Watch: BASE Jumpers Leap Off 1 World Trade Center
Three daredevils accused of parachuting off the top of 1 World Trade Center along with an alleged accomplice turned themselves in to authorities Monday - and then released video of the Batman-like stunt.
Daredevils James Brady, 32; Andrew Rossig, 33; Marko Markovich, 27; and Kyle Hartwell, 29 - who is accused of being their ground man - are charged with felony burglary, misdemeanor reckless endangerment and misdemeanor jumping from a structure.
The four men were released last night on $3,500 bail and pleaded not guilty. They could face up to seven years in prison.
The heart-stopping video from Sept. 30 was also released yesterday on YouTube. The leap off the nation's tallest building is seen in first person from a helmet cam.
One of the daredevils is seen plummeting from the 1,776-foot tall building before pulling the rip cord over a before-dawn Manhattan. After landing several blocks from the building, the thrill-seeker stuffed the parachute into his bag.

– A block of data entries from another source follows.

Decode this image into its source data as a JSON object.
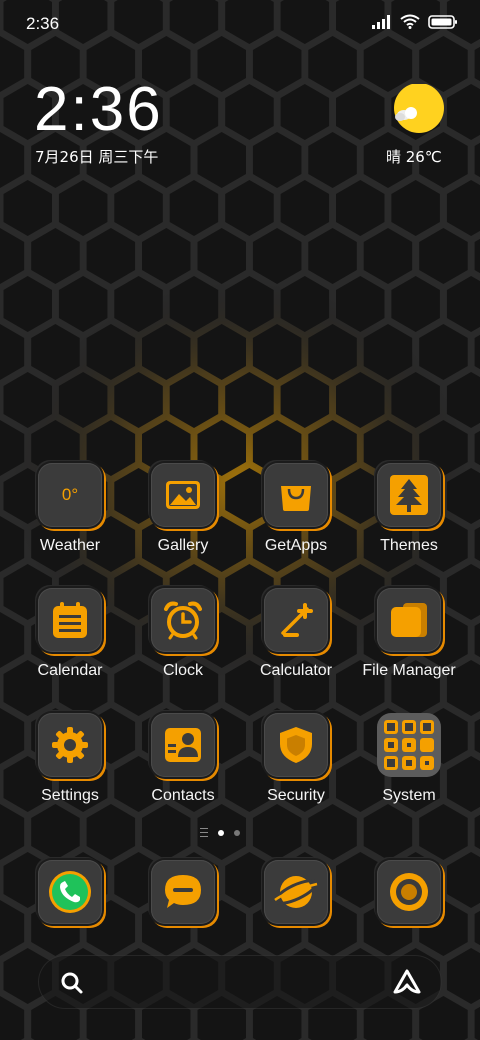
{
  "status_bar": {
    "time": "2:36",
    "icons": [
      "signal-icon",
      "wifi-icon",
      "battery-icon"
    ]
  },
  "clock_widget": {
    "time": "2:36",
    "date": "7月26日 周三下午"
  },
  "weather_widget": {
    "icon": "sun-cloud-icon",
    "text": "晴 26℃"
  },
  "apps": [
    {
      "label": "Weather",
      "icon": "weather-icon",
      "glyph": "0°"
    },
    {
      "label": "Gallery",
      "icon": "gallery-icon"
    },
    {
      "label": "GetApps",
      "icon": "shopping-bag-icon"
    },
    {
      "label": "Themes",
      "icon": "tree-icon"
    },
    {
      "label": "Calendar",
      "icon": "calendar-icon"
    },
    {
      "label": "Clock",
      "icon": "alarm-clock-icon"
    },
    {
      "label": "Calculator",
      "icon": "calculator-icon"
    },
    {
      "label": "File Manager",
      "icon": "folder-icon"
    },
    {
      "label": "Settings",
      "icon": "gear-icon"
    },
    {
      "label": "Contacts",
      "icon": "contact-card-icon"
    },
    {
      "label": "Security",
      "icon": "shield-icon"
    },
    {
      "label": "System",
      "icon": "folder-grid-icon"
    }
  ],
  "dock": [
    {
      "icon": "phone-icon"
    },
    {
      "icon": "message-icon"
    },
    {
      "icon": "browser-planet-icon"
    },
    {
      "icon": "camera-icon"
    }
  ],
  "pager": {
    "pages": 2,
    "active": 1
  },
  "search_bar": {
    "left_icon": "search-icon",
    "right_icon": "assistant-icon"
  },
  "colors": {
    "accent": "#f5a000",
    "background": "#161616",
    "honeycomb_glow": "#c78a00"
  }
}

"Everybody has their thing. This is our thing…we were thinking that very clearly that everything was working out for us to make a clean safe jump," Brady, who was a construction worker at the site, told ABC News after the arraignment.

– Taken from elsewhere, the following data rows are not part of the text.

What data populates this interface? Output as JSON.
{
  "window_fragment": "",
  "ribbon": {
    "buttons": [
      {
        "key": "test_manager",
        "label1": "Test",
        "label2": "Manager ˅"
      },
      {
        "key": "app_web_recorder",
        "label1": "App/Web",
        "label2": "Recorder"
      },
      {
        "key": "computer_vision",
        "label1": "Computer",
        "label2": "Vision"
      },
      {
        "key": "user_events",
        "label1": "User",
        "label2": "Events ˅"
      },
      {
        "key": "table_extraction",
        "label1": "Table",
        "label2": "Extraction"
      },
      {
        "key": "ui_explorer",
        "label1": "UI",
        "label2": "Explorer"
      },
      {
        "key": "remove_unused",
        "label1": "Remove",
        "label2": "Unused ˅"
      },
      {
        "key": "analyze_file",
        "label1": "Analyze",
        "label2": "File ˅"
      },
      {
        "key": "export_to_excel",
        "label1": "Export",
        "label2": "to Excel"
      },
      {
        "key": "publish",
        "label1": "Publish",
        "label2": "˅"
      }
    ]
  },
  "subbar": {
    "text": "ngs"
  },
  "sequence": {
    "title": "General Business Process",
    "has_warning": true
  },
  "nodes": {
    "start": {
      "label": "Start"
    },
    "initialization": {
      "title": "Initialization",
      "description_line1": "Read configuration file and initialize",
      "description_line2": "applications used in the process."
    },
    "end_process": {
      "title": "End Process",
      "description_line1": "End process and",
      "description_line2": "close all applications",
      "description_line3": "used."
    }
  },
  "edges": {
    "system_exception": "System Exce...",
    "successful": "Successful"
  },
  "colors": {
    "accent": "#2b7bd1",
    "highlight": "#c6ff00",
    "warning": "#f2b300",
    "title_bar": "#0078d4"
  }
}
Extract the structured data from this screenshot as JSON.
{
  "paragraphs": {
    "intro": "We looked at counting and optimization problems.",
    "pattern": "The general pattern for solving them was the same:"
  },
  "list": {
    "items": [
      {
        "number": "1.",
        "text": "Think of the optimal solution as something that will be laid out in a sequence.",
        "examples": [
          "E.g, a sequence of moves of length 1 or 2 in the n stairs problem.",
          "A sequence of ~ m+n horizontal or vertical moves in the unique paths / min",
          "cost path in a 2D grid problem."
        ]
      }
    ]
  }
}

Rossig said the jumpers got in simply by walking through a gap in a fence.
"We found a spot where the cameras were not picking up and there happened to be a hole in the fence as well," Rossig told ABC News.

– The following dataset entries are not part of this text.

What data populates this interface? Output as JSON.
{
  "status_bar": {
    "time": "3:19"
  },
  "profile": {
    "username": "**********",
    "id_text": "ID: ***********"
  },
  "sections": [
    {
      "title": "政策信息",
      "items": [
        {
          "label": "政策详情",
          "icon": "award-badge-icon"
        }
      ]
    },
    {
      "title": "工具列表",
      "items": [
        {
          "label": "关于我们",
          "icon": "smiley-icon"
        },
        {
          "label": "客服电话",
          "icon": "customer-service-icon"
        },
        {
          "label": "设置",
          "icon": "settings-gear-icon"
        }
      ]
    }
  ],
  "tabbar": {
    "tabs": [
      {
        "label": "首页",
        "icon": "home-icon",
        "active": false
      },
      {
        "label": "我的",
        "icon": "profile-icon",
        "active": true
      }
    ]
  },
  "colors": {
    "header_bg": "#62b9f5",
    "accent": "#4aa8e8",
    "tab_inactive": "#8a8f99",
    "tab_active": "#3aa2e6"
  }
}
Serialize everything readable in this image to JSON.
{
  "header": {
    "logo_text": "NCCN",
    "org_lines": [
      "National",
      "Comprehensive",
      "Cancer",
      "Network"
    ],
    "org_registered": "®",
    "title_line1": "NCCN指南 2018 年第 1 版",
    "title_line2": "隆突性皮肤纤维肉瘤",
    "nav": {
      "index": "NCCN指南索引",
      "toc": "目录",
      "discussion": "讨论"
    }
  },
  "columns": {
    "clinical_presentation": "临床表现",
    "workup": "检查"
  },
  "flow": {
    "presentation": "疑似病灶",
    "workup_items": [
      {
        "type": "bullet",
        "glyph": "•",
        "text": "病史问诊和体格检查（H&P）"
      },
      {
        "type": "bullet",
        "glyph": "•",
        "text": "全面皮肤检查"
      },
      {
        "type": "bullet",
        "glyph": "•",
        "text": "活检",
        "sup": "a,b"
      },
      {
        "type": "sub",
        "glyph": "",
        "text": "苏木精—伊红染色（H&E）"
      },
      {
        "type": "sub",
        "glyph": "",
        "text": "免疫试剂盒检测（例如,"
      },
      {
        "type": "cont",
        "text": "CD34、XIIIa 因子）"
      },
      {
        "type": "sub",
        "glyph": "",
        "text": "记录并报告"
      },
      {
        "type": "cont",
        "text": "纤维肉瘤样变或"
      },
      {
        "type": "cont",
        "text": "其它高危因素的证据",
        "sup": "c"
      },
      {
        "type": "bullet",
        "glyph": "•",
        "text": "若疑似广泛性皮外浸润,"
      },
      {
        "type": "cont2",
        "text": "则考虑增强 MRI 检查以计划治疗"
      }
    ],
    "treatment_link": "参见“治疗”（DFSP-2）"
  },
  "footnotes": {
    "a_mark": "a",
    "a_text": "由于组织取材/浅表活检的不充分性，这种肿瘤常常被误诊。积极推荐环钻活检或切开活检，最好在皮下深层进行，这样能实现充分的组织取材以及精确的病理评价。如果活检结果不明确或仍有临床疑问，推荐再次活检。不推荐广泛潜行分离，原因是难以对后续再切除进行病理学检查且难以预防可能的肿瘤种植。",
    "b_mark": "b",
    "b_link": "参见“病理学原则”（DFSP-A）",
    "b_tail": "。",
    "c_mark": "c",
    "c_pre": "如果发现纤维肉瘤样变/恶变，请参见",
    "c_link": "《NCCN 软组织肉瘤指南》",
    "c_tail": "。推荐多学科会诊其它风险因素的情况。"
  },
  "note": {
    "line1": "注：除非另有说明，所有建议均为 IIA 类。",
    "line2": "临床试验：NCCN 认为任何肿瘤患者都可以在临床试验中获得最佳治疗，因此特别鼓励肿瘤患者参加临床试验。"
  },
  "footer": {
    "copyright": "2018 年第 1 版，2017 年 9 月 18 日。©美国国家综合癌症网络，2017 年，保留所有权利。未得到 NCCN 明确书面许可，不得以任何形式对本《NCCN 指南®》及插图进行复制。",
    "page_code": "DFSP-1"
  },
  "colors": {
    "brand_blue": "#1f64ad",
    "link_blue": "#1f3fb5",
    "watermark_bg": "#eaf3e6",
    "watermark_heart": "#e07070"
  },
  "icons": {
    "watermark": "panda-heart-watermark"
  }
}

New York City Police Commissioner William Bratton said nearby surveillance cameras captured the stunt and they used the footage to track down the four men after a nearly six-month investigation.
"Just a little snippet of video that we had of someone landing on the West Side Highway with a parachute around 4 a.m. That's all we had to work with initially," Bratton told ABC News Station WABC-TV.
Rossig described the stunt as a "peaceful, quiet moment" that was never meant to hurt anyone.
"It's six months after the fact, and we were a little bit shocked that they spent that much time and energy continuing to pursue something that they knew was not a terroristic act," he said.
Monday's arrests comes days after 16-year-old Justin Casquejo was arrested on charges of climbing up to the top of the nation's biggest skyscraper. The lawyer says the timetable for the daredevils to surrender to police was sped up last week after Casquejo climbed to the top of 1 World Trade undetected.
"I can assume that the Post Authority Police and the NYPD is a little bit embarrassed by this whole situation," defense attorney Tim Parlatore said, according to WABC, prior to the arraignment.
The men kept the jump and the video a secret at until police showed up with search warrants. They finally decided to post the video online after they turned themselves in.
"Our intent was never for this to go public," Rossig said. "We never posted the video footage. People didn't know about it. We kept things quiet. As far as we were concerned, no one ever needed to know."
The building, which has yet to officially open, is owned by the Port Authority of New York and New Jersey, which has promised iron-clad security at the site. Nearby, the National September 11 Memorial & Museum is set to open in May to commemorate the nearly 3,000 people who were killed when terrorists flew planes into the twin towers in 2001.